ATHENS — Georgia’s “No Name Defense” has certainly made a name for itself this season, and the NFL is noticing with three defensive players recently projected in the first round of the 2022 NFL Draft.

Jordan Davis, the biggest and most visible player on the Bulldogs’ No. 1-ranked defense, explained how the team concept benefits everyone, and the draft rankings would seem to bear that out.

RELATED: Davis glad he returned for senior season, ‘enjoying the ride’ with No. 1 Georgia

“We embrace that No-Name defense,” Davis said, “because it’s all parts working together, not just an individual thing.”

The No. 1-ranked Bulldogs’ focus, of course, is strictly on Saturday’s game against the Gators in Jacksonville.

There might not be a more important player for Georgia on Saturday than its so-called “Commander in Chief” of defense, Nakobe Dean.

That’s how Bulldogs’ coach Kirby Smart referred to the signal-caller at inside linebacker, who was recently rated as Georgia’s highest 2022 NFL Draft prospect by Mel Kiper Jr., and the second-highest on the bulldogs by Todd McShay.

“Dean is an off-ball linebacker who has good speed, suddenness, range and instincts,” McShay penned in his ESPN-plus paysite article. “He can match up with running backs in coverage, but he can also go sideline to sideline in run defense.”

Part of Dean’s assignment in the 3:30 p.m. game in Jacksonville (TV: CBS) will be to identify, communicate, react and respond to the Gators’ dual-threat quarterbacks, Emory Jones and/or Anthony Richardson.

Florida averages more than 500 yards of offense per game, packing an explosive element that Smart has raised concerns about all week.

RELATED: How Gators’ quarterbacks key attack for Florida against Georgia

“(Dean) is the commander in chief of making our calls,” Smart said on Tuesday night. “He’s very physical. He keys things really well, a very instinctive football player as Roquan (Smith) was as well.”

Dean is one of three Georgia defenders that McShay projected in the first round of the 2022 NFL Draft:

• No. 13 DT Jordan Davis

• No. 14 ILB Nakobe Dean

• No. 29 OLB Adam Anderson

On Davis, McShay notes that Georgia’s 6-foot-6, 350-pounder “Has power and will bull-rush blockers back into their quarterback.

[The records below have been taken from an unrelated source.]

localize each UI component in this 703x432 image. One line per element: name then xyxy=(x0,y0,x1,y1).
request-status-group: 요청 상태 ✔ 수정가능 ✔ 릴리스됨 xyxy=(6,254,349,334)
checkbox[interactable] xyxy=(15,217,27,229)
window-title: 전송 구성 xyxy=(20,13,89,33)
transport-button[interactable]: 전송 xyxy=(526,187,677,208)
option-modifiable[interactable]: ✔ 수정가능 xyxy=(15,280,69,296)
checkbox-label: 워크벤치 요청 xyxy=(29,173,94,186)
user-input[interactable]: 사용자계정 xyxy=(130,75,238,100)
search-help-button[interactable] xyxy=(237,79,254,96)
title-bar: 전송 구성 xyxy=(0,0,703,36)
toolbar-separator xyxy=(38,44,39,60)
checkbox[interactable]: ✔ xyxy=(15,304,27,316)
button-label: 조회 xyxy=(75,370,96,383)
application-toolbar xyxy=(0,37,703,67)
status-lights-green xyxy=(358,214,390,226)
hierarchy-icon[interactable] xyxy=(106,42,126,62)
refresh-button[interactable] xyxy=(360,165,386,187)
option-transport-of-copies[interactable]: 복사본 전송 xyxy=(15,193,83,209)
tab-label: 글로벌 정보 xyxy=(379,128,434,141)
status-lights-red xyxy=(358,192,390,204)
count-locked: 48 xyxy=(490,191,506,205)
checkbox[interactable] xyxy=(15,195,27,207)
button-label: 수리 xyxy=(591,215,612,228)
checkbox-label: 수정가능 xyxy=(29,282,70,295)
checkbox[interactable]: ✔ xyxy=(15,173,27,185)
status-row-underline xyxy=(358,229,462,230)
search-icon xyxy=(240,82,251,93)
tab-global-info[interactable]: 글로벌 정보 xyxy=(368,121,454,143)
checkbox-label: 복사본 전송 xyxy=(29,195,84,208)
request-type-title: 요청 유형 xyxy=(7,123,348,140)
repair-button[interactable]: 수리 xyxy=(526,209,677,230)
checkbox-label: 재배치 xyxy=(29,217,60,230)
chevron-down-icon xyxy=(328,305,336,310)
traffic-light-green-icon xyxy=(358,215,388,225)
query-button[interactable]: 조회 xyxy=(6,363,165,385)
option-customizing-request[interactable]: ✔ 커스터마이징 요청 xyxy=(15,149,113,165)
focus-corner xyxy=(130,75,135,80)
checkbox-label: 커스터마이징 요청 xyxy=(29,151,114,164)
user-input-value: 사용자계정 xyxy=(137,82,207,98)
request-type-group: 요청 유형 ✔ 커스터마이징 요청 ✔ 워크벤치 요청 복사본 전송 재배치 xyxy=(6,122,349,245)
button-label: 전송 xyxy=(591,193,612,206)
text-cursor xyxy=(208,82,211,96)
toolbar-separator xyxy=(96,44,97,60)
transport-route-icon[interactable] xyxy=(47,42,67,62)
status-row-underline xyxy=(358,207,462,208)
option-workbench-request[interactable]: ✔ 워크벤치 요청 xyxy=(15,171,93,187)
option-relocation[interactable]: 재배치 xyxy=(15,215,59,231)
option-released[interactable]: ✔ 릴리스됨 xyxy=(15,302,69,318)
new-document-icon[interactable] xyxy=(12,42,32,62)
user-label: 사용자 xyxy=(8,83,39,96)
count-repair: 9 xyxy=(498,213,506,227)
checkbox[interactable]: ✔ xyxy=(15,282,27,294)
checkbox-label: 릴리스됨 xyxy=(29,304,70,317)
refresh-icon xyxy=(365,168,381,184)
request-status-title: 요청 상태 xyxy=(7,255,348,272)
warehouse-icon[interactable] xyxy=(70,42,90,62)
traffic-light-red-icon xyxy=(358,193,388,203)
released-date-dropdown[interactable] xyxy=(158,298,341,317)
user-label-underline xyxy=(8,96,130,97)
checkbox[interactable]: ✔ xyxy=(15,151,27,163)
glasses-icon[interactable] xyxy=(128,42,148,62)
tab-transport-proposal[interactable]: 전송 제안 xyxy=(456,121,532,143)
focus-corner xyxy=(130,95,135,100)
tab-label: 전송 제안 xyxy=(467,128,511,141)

“But he is more of a disrupter than a finisher -- he has just 1.5 sacks in seven games -- and lacks first-step quickness and redirect ability.”

Smart said on Tuesday that he continues to work with Davis about controlling his weight, surely aware the senior’s NFL draft status will be affected by that first-step quickness McShay discussed.

“I noticeably can tell a difference in him when he’s 350 or less,” Smart said. “I know that seems like a lot but he’s been higher than that.”

As for Anderson, McShay notes “speed off the edge is exceptional; he plays with explosion. He has great first-step quickness and snap in his hands, getting in and out of blocks.

“In run defense, Anderson is at his best when turned loose in pursuit. Anderson will need to continue to get stronger, though. He gets engulfed too often; his speed-to-power moves stall out, and he doesn’t have the lower-body power to make a big impact against the run.”

Smart said on Tuesday night that UGA looks to maximize Anderson’s pass-rush skills more.

“The best thing Adam does is rush, and I think the best thing Coach Lanning (Dan Lanning) has done has allowed him to rush,” Smart said. “There were times early in his career that we asked Adam to spy and run down the quarterback and chase him down and that’s not a lot of sack production when you do that.

“He’s freed Adam up to do what he does best, which is rushing against the other team’s offensive tackle.”